The house is dark.
Blank windows frame the porch, the heavy silence warped in intervals by the moan of the swing on its chains. Crane is slumped down, his head supported by the thick bar of the seat back, bare heels digging into the wooden slats of the floor. His thin t-shirt and pajama pants are no match for the bite of December wind, but the empty expression of his face betrays no discomfort, nor any emotion at all. His eyes stare up, unseeing.
One month. She'd been gone one month.
Jenny had forced him into the house, which at first, he'd been unwilling—terrified, really—to enter. Her coffee mug next to the stove, her favorite boots next to the door, the lingering scent of her favorite lotion: how could he possibly be expected to endure these? He could not just fall back into an existence that was a worthless, that was finished, without the one person who had given everything life, without Abbie. He had shrieked all of this until his voice was hoarse, towering over Jenny like a man possessed; and she had listened patiently, grief and empathy deep in her eyes.
Then, when he'd quieted, she punched him square in the jaw.
"Shut up. She's cannot be dead. Keep going. We'll get her back. There has to be a way. Find it. Do it."
Jenny had forced him to live. She'd forced food into his face, forced hygiene, forced conversation. Ichabod wanted none of it. The only activity he had a tick of time for was research, and it engulfed his every waking hour. It was a grueling, merciless pursuit, but it could not fail.
Without Abbie. The phrase itself is a swallow of chalky poison.

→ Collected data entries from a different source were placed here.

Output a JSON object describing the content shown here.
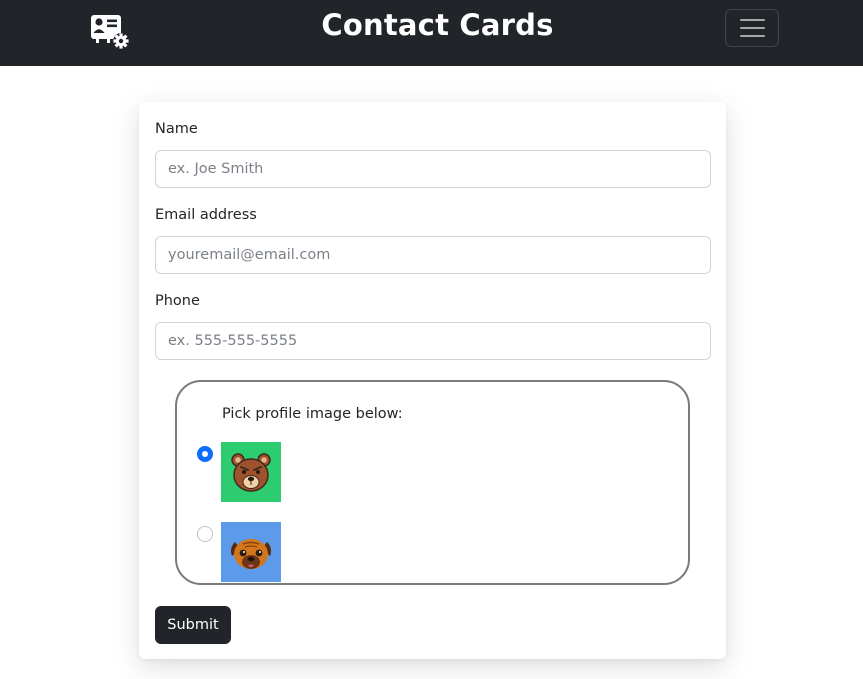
{
  "navbar": {
    "title": "Contact Cards",
    "logo_icon": "contact-card-gear-icon",
    "menu_icon": "hamburger-icon",
    "background": "#212529"
  },
  "form": {
    "name": {
      "label": "Name",
      "placeholder": "ex. Joe Smith",
      "value": ""
    },
    "email": {
      "label": "Email address",
      "placeholder": "youremail@email.com",
      "value": ""
    },
    "phone": {
      "label": "Phone",
      "placeholder": "ex. 555-555-5555",
      "value": ""
    },
    "image_picker": {
      "label": "Pick profile image below:",
      "options": [
        {
          "icon": "bear-icon",
          "background": "#2ecc71",
          "selected": true
        },
        {
          "icon": "pug-dog-icon",
          "background": "#5b9bea",
          "selected": false
        }
      ]
    },
    "submit_label": "Submit"
  },
  "colors": {
    "accent": "#0d6efd",
    "button": "#212529"
  }
}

He rolls his gaze to the black rectangle of the front door frame. An internal vision overwhelms him: Abbie's return from Quantico. He had heard the car pull up, heard the click of her heels on the sidewalk, heard the rumble of her rolling bag as it crossed the the porch planks. When he heard the jingle of her keys, he had ripped the door open. Eyes flown wide, delicious red lips parted, cheeks flushed in surprise and excitement—she had been irresistible, as always, and Crane could not keep himself from lifting her at the waist and swinging her into the house.

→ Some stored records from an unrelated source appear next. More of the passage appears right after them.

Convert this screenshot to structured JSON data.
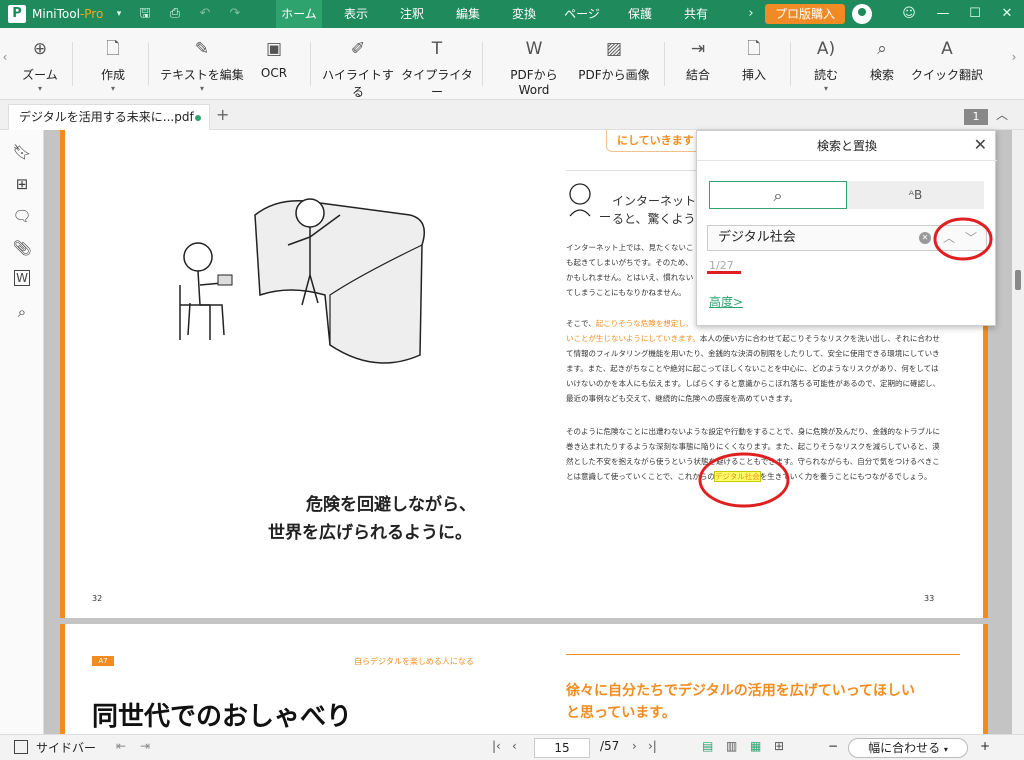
{
  "app": {
    "name": "MiniTool",
    "pro": "-Pro"
  },
  "menus": [
    "ホーム",
    "表示",
    "注釈",
    "編集",
    "変換",
    "ページ",
    "保護",
    "共有"
  ],
  "buy_label": "プロ版購入",
  "toolbar": {
    "zoom": "ズーム",
    "create": "作成",
    "edit_text": "テキストを編集",
    "ocr": "OCR",
    "highlight": "ハイライトする",
    "typewriter": "タイプライター",
    "pdf_to_word": "PDFからWord",
    "pdf_to_image": "PDFから画像",
    "merge": "結合",
    "insert": "挿入",
    "read": "読む",
    "search": "検索",
    "quick_translate": "クイック翻訳"
  },
  "tab": {
    "title": "デジタルを活用する未来に...pdf",
    "page_badge": "1"
  },
  "page1": {
    "top_banner": "にしていきます",
    "heading_line1": "インターネット上",
    "heading_line2": "ると、驚くような",
    "para1": [
      "インターネット上では、見たくないこ",
      "も起きてしまいがちです。そのため、",
      "かもしれません。とはいえ、慣れない",
      "てしまうことにもなりかねません。"
    ],
    "para2_orange_1": "起こりそうな危険を想定し、",
    "para2_orange_2": "いことが生じないようにしていきます。",
    "para2_lead": "そこで、",
    "para2": [
      "本人の使い方に合わせて起こりそうなリスクを洗い出し、それに合わせ",
      "て情報のフィルタリング機能を用いたり、金銭的な決済の制限をしたりして、安全に使用できる環境にしていき",
      "ます。また、起きがちなことや絶対に起こってほしくないことを中心に、どのようなリスクがあり、何をしては",
      "いけないのかを本人にも伝えます。しばらくすると意識からこぼれ落ちる可能性があるので、定期的に確認し、",
      "最近の事例なども交えて、継続的に危険への感度を高めていきます。"
    ],
    "para3": [
      "そのように危険なことに出遭わないような設定や行動をすることで、身に危険が及んだり、金銭的なトラブルに",
      "巻き込まれたりするような深刻な事態に陥りにくくなります。また、起こりそうなリスクを減らしていると、漠",
      "然とした不安を抱えながら使うという状態を避けることもできます。守られながらも、自分で気をつけるべきこ"
    ],
    "para3_last_a": "とは意識して使っていくことで、これからの",
    "para3_highlight": "デジタル社会",
    "para3_last_b": "を生きていく力を養うことにもつながるでしょう。",
    "caption_line1": "危険を回避しながら、",
    "caption_line2": "世界を広げられるように。",
    "page_left": "32",
    "page_right": "33"
  },
  "page2": {
    "badge": "A7",
    "running_head": "自らデジタルを楽しめる人になる",
    "title": "同世代でのおしゃべり",
    "heading_line1": "徐々に自分たちでデジタルの活用を広げていってほしい",
    "heading_line2": "と思っています。"
  },
  "search_panel": {
    "title": "検索と置換",
    "query": "デジタル社会",
    "count": "1/27",
    "advanced": "高度>"
  },
  "status": {
    "sidebar_label": "サイドバー",
    "page_current": "15",
    "page_total": "/57",
    "fit_label": "幅に合わせる"
  },
  "colors": {
    "accent": "#1f8a5b",
    "orange": "#f28c1e",
    "annotation": "#e02020",
    "highlight": "#ffff66"
  }
}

In the darkness, Crane's ears echo with Abbie's lilting laughter. He cannot stamp the memory down fast enough before he can also feel her soft skin under his fingers and taste the strawberry of her lip balm.
The familiar searing in his chest flares, knocking his breath from his throat. He screws his eyes shut and sets his jaw to ride out the wave of pain until he is able to inhale again, unsteadily.
Lowered lids allow exhaustion to sink into the edges of his mind. Elusive sleep threatens, at last.
But as he descends into unconsciousness, Abbie's face forms in the shadows and hovers before him. Her tender eyes, copper-flecked, seem tinged with sadness; her hair blows around her face like a halo. She reaches out to him, pleading in echoes, "Ichabod, I'm here...Please come, please find me…Ichabod…"
Crane snaps awake, bolt upright, the swing stuttering beneath him. He blinks rapidly, adrenaline surging, and grips the armrest with bloodless fingers. Oh, God. As his trembling hand rakes across his scalp, the image replays itself. She is afraid, he acknowledges sickeningly. He cannot allow himself to wonder beyond that, to imagine what horrors she was fighting. No. Focus, Ichabod.
He is rattled by the dream, but for the first time in four weeks, he has hope. True to form, she had managed the impossible: she had reached across the gulf to contact him. It was up to him to do the rest.
She is alive, somewhere.
Crane presses the heels of his hands into his eye sockets, conjuring her image once more. He telegraphs his own words, from so long ago, into the chasm: "Hold fast, Abigail Mills; I'm on my way."